Designer debacles and other misdemeanors
In the last issue of Nature, a news feature and research highlight look at two recent high-profile paper retractions. The two papers by biochemist Homme Hellinga delt with rational enzyme design. A second group couldn't reproduce the results, ultimately leading to the paper retractions. Then a third group was able to demonstrate that rational enzyme design is indeed possible.
The research highlight looks at the troubles of the second reseach group led by John Richard. He wasted a lot of time and money trying to reproduce Hellinga's findings and in the end did not gain anything.

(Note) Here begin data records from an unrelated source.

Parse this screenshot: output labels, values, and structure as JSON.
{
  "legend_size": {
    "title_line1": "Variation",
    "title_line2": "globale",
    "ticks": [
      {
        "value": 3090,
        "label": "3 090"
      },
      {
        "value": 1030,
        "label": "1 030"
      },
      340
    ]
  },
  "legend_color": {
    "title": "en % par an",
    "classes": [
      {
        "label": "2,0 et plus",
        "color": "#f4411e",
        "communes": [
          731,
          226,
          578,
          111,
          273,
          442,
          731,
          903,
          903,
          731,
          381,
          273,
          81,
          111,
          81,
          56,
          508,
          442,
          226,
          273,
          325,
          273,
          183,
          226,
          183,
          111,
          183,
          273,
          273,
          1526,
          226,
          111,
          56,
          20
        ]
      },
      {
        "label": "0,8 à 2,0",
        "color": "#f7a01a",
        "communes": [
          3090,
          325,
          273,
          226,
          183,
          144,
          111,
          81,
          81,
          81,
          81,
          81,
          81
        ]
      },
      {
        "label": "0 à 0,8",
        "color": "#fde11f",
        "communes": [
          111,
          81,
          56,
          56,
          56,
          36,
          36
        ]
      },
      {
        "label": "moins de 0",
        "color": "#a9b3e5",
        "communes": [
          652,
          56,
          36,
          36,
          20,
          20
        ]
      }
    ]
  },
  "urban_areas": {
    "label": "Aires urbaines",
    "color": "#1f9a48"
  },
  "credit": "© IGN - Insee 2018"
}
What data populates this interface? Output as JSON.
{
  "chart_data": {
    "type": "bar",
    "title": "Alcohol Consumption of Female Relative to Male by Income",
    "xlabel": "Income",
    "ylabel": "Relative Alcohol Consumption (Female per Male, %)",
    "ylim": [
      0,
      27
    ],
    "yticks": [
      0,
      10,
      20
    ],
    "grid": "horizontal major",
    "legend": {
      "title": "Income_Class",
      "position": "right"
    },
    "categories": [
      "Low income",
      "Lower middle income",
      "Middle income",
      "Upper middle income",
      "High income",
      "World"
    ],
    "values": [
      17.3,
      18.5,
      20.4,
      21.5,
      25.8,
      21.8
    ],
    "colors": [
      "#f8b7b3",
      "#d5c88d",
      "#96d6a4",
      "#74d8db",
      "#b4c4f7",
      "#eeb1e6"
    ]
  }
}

Non-reproducible work is a common problem in research, and papers containing this questionable work are rarely retracted. I would guess that most of the time this is unintentional. John P. A. Ioannidis explains this in an PLoS Medicine essay: Why most published research findings are false.
Sometimes the reasons behind non-reproducible results can be calculated, and this includes drug trials in clinical medicine. Statistical Power of Negative Randomized Controlled Trials Presented at American Society for Clinical Oncology Annual Meetings found that more than half of these randomized controlled trials that showed no benefit for a new treatment did not have enough patients to detect even a medium-sized treatment effect.
What should we do about this? The first step is to accept the fact that a significant number of research findings you read in a paper are not reproducible. We have to be careful to start a PhD thesis or other research project based on a few exciting papers, especially when this work was done by someone else. Thinking about this, I should have taken that advice myself before starting a particular project 5 years ago.